Metadata-Version: 2.4
Name: manifest_wizard_well_it_wasnt_me
Version: 1.0.0
Summary: Generate forensic/pentest artifact manifests; zip, encrypt (OpenSSL), and sign (GPG) with a polished TUI.
Author-email: Antonio <dangeloantonio179@gmail.com>
License: MIT
Project-URL: Homepage, https://github.com/well-it-wasnt-me/manifest-wizard
Project-URL: Issues, https://github.com/well-it-wasnt-me/manifest-wizard/issues
Keywords: forensics,pentest,artifacts,manifest,hash,encryption,gpg,openssl
Classifier: Programming Language :: Python :: 3
Classifier: Programming Language :: Python :: 3 :: Only
Classifier: License :: OSI Approved :: MIT License
Classifier: Environment :: Console
Classifier: Topic :: Security
Classifier: Topic :: System :: Archiving
Requires-Python: >=3.8
Description-Content-Type: text/markdown
License-File: LICENSE
Requires-Dist: rich>=13.7.0
Dynamic: license-file

# Manifest Wizard (yes, it actually works)


You drop a bunch of forensic/pentest artifacts in a pile and Manifest Wizard turns them into neat little 
manifests (JSON + CSV), computes hashes, zips everything up, can encrypt it with OpenSSL if you’re paranoid, and sign it 
with GPG if you want to pretend you did it all properly.

It ships a fancy interactive Rich UI for humans and a no-nonsense CLI for CI systems that don’t care about your feelings.

## Install
If you know how to type and have Python, this will be the easiest part of your day:
```bash
$ pip install manifest-wizard
```
## Usage

### Interactive (for people who like pretty things and colorful progress bars)

```bash
$ manifest-wizard
```
Walk away while it makes your life tidy. Or hover over it...I won’t judge.

### Non-interactive (for scripts, cron jobs, and robots)
If you prefer things automated like most of the questionable decisions in IT...here's the full command:
```bash 
$ manifest-wizard \
  --non-interactive \
  --finding-id CASE-20251005-01 \
  --phase Exploit \
  --collector alice \
  --tool curl \
  --tool-version 8.9.1 \
  --tool-command "curl --version" \
  --target "https://api.example.com/endpoint" \
  --notes "POC collection for ticket #123" \
  --add-file ./req.txt:request \
  --add-file ./resp.json:response \
  --encrypt \
  --sign \
  --gpg-key alice@example.com
```

Yes, all those flags. Yes, you probably need most of them. No, there’s no “Make me a sandwich” flag...the moral standards 
of CLI maintainers are low, but not that low.

## What it actually does (short version)

* Scans and records files you tell it about.
* Computes hashes so you can prove you didn’t “accidentally” alter anything.
* Zips the artifacts, because nobody wants twenty loose files floating around.
* Optionally encrypts with OpenSSL (AES-256-GCM preferred, falls back to AES-256-CBC like a polite bouncer).
* Optionally signs with GPG (detached ASCII), because signatures look official and make things feel legal.

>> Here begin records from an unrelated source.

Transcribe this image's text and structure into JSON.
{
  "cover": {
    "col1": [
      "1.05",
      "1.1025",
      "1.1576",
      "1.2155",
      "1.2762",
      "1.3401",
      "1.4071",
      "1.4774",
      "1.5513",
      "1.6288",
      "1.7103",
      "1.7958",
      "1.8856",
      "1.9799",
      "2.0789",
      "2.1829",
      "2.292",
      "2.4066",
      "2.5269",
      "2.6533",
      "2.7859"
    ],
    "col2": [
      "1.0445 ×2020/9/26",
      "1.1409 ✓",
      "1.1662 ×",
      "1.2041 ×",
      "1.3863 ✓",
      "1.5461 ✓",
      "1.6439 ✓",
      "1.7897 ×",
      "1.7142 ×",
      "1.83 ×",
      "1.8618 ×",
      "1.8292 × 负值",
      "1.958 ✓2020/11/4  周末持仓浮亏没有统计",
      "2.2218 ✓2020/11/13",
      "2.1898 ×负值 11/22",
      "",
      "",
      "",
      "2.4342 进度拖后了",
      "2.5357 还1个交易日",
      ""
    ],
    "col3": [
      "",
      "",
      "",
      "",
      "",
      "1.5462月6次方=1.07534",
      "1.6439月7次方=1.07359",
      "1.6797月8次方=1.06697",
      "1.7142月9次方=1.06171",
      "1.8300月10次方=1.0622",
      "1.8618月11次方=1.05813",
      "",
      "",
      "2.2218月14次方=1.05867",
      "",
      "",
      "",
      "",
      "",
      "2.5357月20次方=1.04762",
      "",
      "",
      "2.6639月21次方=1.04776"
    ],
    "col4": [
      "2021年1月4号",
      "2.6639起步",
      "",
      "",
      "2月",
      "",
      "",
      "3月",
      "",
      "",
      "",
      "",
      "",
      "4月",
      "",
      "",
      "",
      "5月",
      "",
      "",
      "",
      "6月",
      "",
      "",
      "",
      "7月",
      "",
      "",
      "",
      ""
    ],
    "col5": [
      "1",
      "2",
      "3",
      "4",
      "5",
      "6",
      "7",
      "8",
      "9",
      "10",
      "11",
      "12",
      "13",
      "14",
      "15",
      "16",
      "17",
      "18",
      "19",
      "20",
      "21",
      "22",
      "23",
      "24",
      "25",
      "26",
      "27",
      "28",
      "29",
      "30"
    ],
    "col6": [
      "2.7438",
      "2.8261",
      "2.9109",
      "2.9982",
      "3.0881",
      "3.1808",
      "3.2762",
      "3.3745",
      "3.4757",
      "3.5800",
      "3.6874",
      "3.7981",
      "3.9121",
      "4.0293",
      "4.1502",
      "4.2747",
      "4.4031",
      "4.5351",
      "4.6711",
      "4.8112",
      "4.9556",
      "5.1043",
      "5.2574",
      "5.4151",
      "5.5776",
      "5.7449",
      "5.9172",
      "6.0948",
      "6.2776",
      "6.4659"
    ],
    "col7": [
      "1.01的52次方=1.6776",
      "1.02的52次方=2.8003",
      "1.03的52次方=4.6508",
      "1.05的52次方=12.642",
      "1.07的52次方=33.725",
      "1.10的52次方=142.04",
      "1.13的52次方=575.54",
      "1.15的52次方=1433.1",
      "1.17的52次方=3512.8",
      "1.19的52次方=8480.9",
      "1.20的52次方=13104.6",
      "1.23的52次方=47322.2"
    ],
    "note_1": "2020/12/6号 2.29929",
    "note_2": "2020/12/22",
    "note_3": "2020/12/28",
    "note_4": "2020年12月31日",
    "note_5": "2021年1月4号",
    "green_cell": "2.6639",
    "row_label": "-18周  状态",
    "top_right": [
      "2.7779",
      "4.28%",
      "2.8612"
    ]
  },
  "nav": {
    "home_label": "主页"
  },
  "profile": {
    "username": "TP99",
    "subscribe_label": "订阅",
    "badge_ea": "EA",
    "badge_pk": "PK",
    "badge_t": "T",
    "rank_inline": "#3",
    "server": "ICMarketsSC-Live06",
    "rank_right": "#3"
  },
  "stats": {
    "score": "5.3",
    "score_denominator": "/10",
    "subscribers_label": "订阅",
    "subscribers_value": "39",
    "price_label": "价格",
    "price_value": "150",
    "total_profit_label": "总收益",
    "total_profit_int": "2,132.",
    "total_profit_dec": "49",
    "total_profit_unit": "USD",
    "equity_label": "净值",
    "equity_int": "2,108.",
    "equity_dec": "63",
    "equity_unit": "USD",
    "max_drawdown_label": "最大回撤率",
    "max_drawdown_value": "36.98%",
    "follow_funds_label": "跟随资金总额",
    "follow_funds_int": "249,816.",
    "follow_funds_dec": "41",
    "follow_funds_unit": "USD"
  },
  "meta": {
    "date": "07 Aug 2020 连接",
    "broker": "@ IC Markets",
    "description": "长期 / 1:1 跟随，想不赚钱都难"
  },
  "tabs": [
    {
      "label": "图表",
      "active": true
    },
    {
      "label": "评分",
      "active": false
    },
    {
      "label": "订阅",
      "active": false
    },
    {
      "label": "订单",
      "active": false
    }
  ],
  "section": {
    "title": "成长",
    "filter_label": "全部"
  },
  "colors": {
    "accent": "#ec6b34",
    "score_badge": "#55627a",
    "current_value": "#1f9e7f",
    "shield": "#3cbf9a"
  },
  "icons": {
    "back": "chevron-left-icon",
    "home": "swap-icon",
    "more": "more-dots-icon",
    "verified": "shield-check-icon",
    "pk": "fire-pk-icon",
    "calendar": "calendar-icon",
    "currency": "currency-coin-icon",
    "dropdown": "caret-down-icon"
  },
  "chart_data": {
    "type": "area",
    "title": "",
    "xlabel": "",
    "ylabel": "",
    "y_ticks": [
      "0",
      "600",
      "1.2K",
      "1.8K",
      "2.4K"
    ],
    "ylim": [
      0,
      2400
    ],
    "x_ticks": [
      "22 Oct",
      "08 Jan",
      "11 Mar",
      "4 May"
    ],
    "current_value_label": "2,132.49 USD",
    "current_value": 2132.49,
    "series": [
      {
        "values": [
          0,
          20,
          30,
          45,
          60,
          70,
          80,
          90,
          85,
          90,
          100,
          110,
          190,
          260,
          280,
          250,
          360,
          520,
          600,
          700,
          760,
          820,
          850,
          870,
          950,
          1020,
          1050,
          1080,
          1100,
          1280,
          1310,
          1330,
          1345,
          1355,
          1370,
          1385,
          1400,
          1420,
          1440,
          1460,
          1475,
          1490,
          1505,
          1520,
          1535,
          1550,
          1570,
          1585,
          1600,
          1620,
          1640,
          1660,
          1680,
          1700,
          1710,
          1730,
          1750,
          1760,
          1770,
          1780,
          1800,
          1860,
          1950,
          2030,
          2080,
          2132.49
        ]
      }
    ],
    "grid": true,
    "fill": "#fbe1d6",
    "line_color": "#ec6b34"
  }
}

## Notes (nerdy but important)

* Encryption prefers **AES-256-GCM** if your OpenSSL is modern and feeling brave; otherwise it falls back to 
**AES-256-CBC** like a sensible adult.
* Password strengthening: PBKDF2 with 100,000 iterations and salted...yes, it takes a moment, but you wanted secure, not instant-gratification.
* Signing uses detached ASCII GPG signatures.
* Pass --gpg-key to select a specific key. If you don’t, it’ll try the default key and hope for the best.

# Tests (they work; don’t make it mad) 
Minimal smoke test to keep CI happy:

```python
from pathlib import Path
from manifest_wizard.models import ManifestBuilder, FileMeta
from manifest_wizard.storage import ArtifactCollector

def test_builder(tmp_path: Path):
    b = ManifestBuilder("CASE-1", "Exploit", "alice", "curl", "8.0", "curl --version", "https://x", "notes")
    ac = ArtifactCollector(tmp_path)
    case = ac.create_case_dir("CASE-1", now=b.now)
    # create a temp file and add
    p = case / "dummy.txt"
    p.write_text("hello")
    meta = ac.copy_evidence(p, case, "other", 1)
    b.add_file(meta)
    m = b.build()
    assert m.files and m.finding_id == "CASE-1"
```
Run the tests. If they fail, blame the CI pipeline and then fix your code.

# Contributing
Open a PR, file an issue, or send a strongly worded email. Contributions welcome. Be kind, or at least be funny about it.

# Final thoughts (advice you didn’t ask for)

If you're handling evidence, treat it like whiskey: respect it, label it, and don’t leave it in a hot car. 
Manifest Wizard helps with the labeling and the zip...the hot car part is still on you.